= Evil number =

Class of binary number

Evil
Odious
The first 16 evil and odious numbers in binary. Both sequences differ only in the least significant bits, which form the Thue–Morse sequence for the evil, and its negation for the odious numbers. The other bits form the even numbers.

In number theory, an evil number is a non-negative integer that has an even number of 1s in its binary expansion. These numbers give the positions of the zero values in the Thue–Morse sequence, and for this reason they have also been called the Thue–Morse set. Non-negative integers that are not evil are called odious numbers.

==Examples==
The first evil numbers are 0, 3, 5, 6, 9, 10, 12, 15, 17, 18, 20, 23, 24, 27, 29, 30, 33, 34, 36, 39, and so on.

==Equal sums==
The partition of the non-negative integers into the odious and evil numbers is the unique partition of these numbers into two sets that have equal multisets of pairwise sums.

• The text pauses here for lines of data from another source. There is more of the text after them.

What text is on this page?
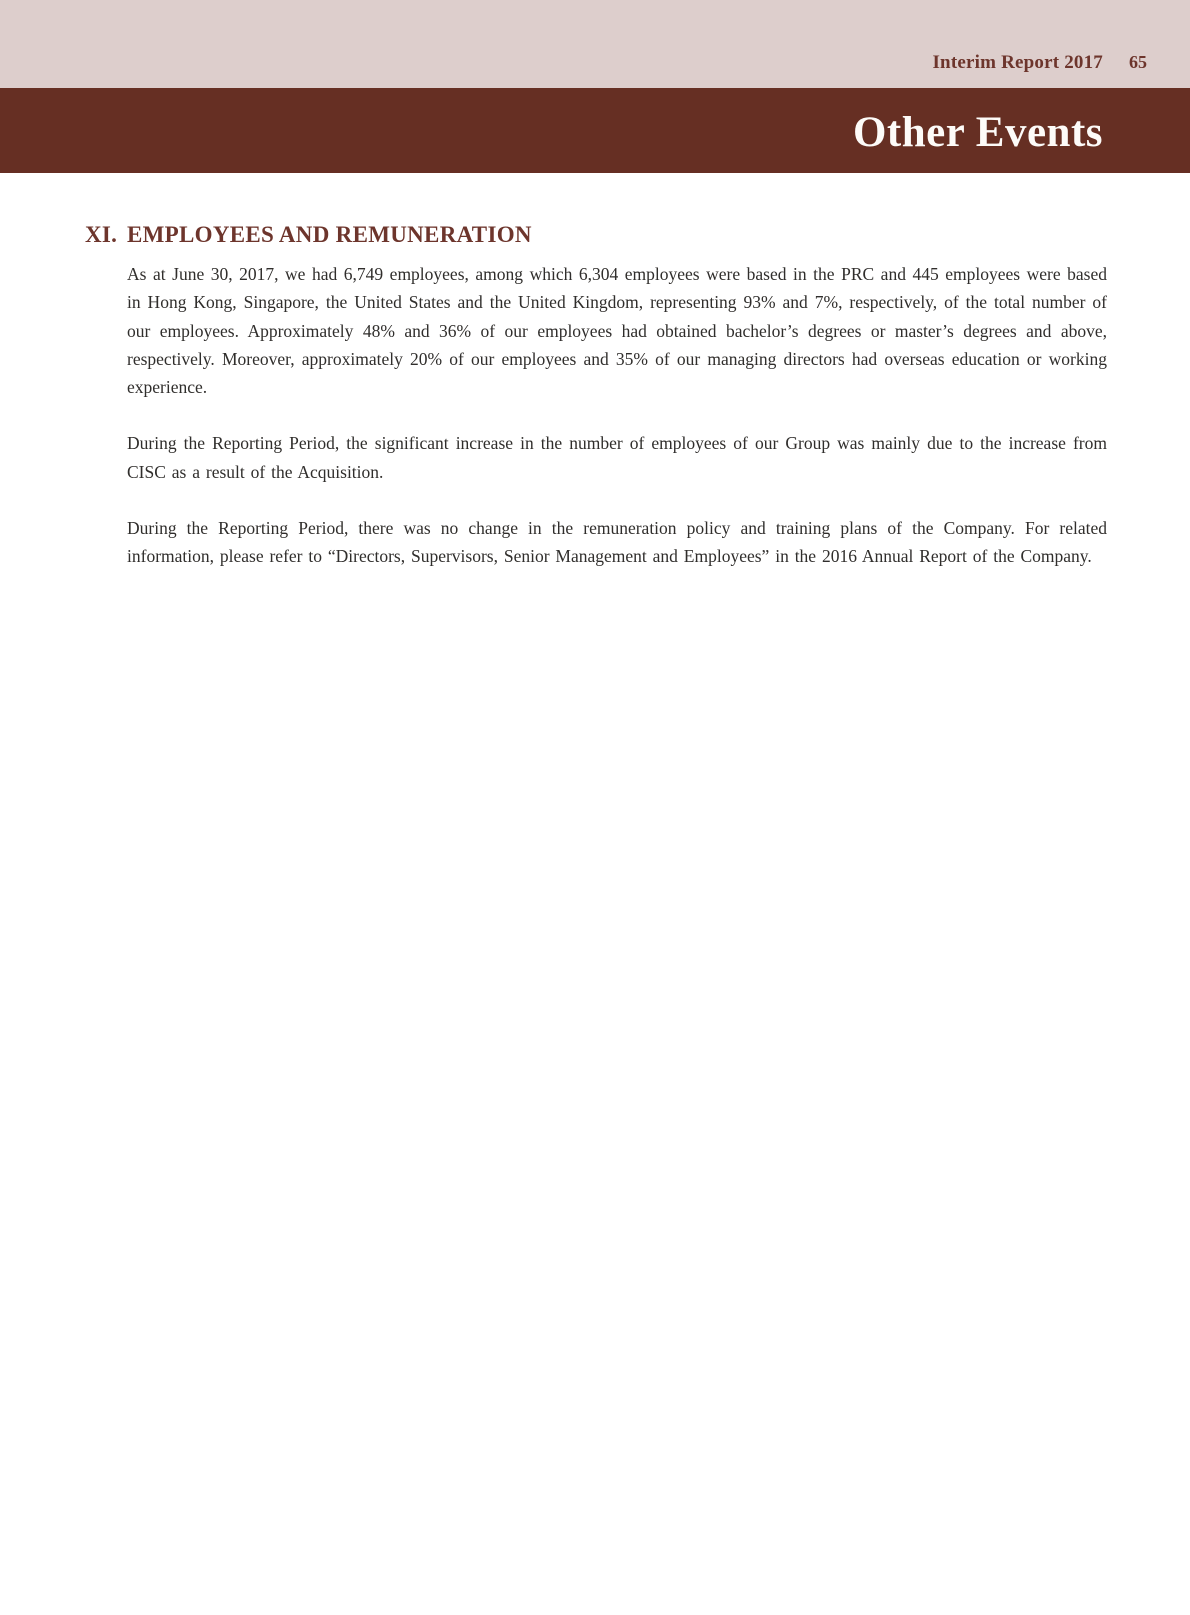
Interim Report 2017 65
Other Events
XI. EMPLOYEES AND REMUNERATION

As at June 30, 2017, we had 6,749 employees, among which 6,304 employees were based in the PRC and 445 employees were based in Hong Kong, Singapore, the United States and the United Kingdom, representing 93% and 7%, respectively, of the total number of our employees. Approximately 48% and 36% of our employees had obtained bachelor’s degrees or master’s degrees and above, respectively. Moreover, approximately 20% of our employees and 35% of our managing directors had overseas education or working experience.

During the Reporting Period, the significant increase in the number of employees of our Group was mainly due to the increase from CISC as a result of the Acquisition.

During the Reporting Period, there was no change in the remuneration policy and training plans of the Company. For related information, please refer to “Directors, Supervisors, Senior Management and Employees” in the 2016 Annual Report of the Company.
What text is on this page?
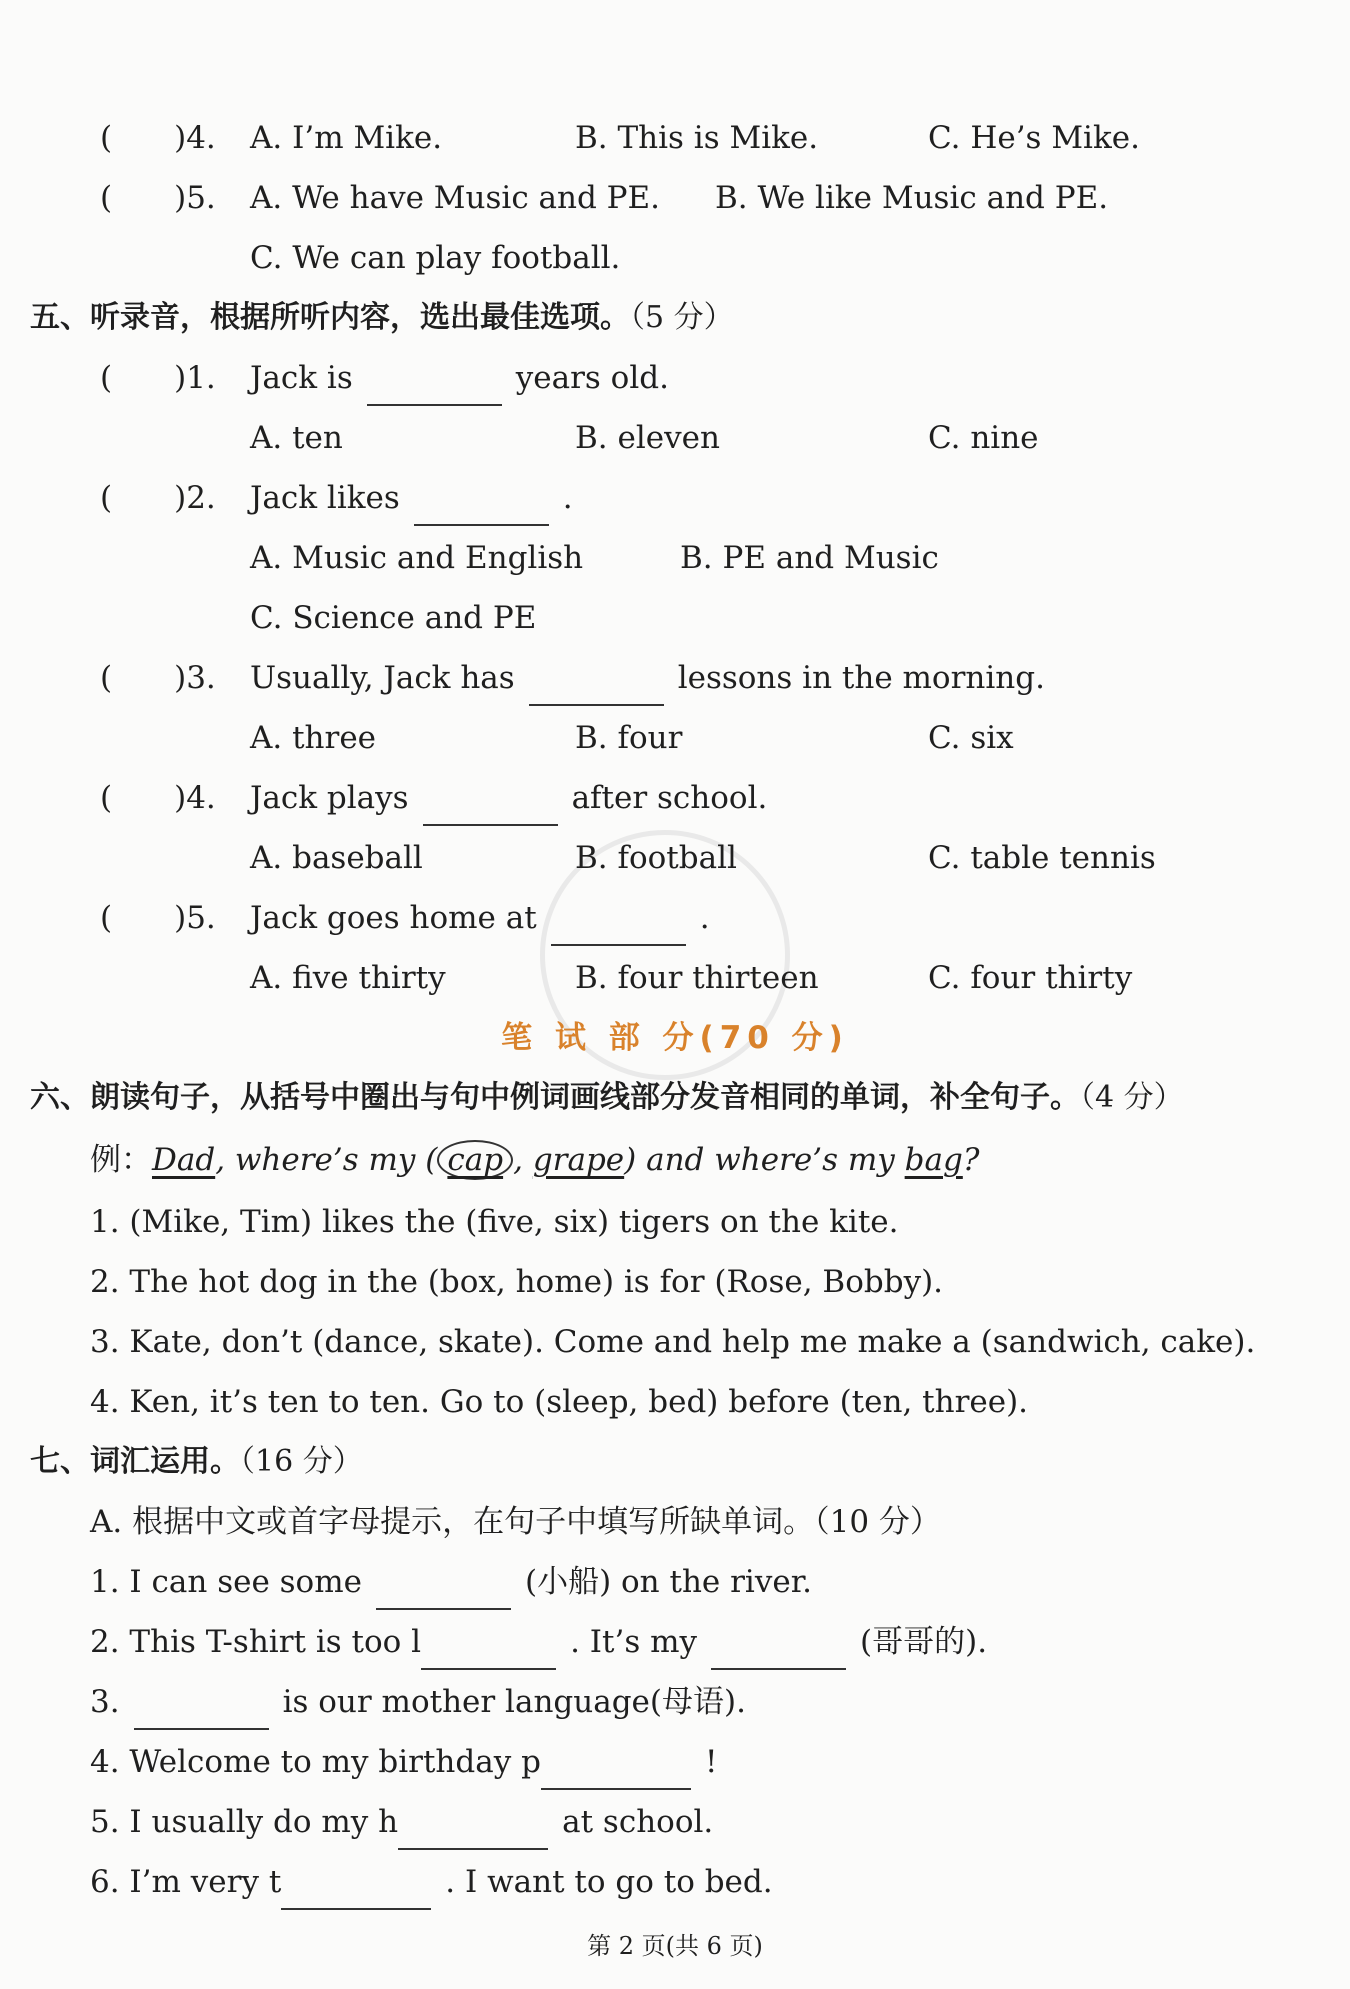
(　　)4. A. I’m Mike.	B. This is Mike.	C. He’s Mike.
(　　)5. A. We have Music and PE. B. We like Music and PE.
C. We can play football.
五、听录音，根据所听内容，选出最佳选项。（5 分）
(　　)1. Jack is	years old.
A. ten	B. eleven	C. nine
(　　)2. Jack likes	.
A. Music and English	B. PE and Music
C. Science and PE
(　　)3. Usually, Jack has	lessons in the morning.
A. three	B. four	C. six
(　　)4. Jack plays	after school.
A. baseball	B. football	C. table tennis
(　　)5. Jack goes home at	.
A. five thirty	B. four thirteen	C. four thirty
笔 试 部 分(70 分)
六、朗读句子，从括号中圈出与句中例词画线部分发音相同的单词，补全句子。（4 分）
例：Dad, where’s my ( cap , grape) and where’s my bag?
1. (Mike, Tim) likes the (five, six) tigers on the kite.
2. The hot dog in the (box, home) is for (Rose, Bobby).
3. Kate, don’t (dance, skate). Come and help me make a (sandwich, cake).
4. Ken, it’s ten to ten. Go to (sleep, bed) before (ten, three).
七、词汇运用。（16 分）
A. 根据中文或首字母提示，在句子中填写所缺单词。（10 分）
1. I can see some	(小船) on the river.
2. This T-shirt is too l	. It’s my	(哥哥的).
3.	is our mother language(母语).
4. Welcome to my birthday p	!
5. I usually do my h	at school.
6. I’m very t	. I want to go to bed.
第 2 页(共 6 页)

As 19th-century mathematician Eugène Prouhet showed, the partition into evil and odious numbers of the numbers from $0$ to $2^k-1$, for any $k$, provides a solution to the Prouhet–Tarry–Escott problem of finding sets of numbers whose sums of powers are equal up to the $k$th power.

==In computer science==
In computer science, an evil number is said to have even parity.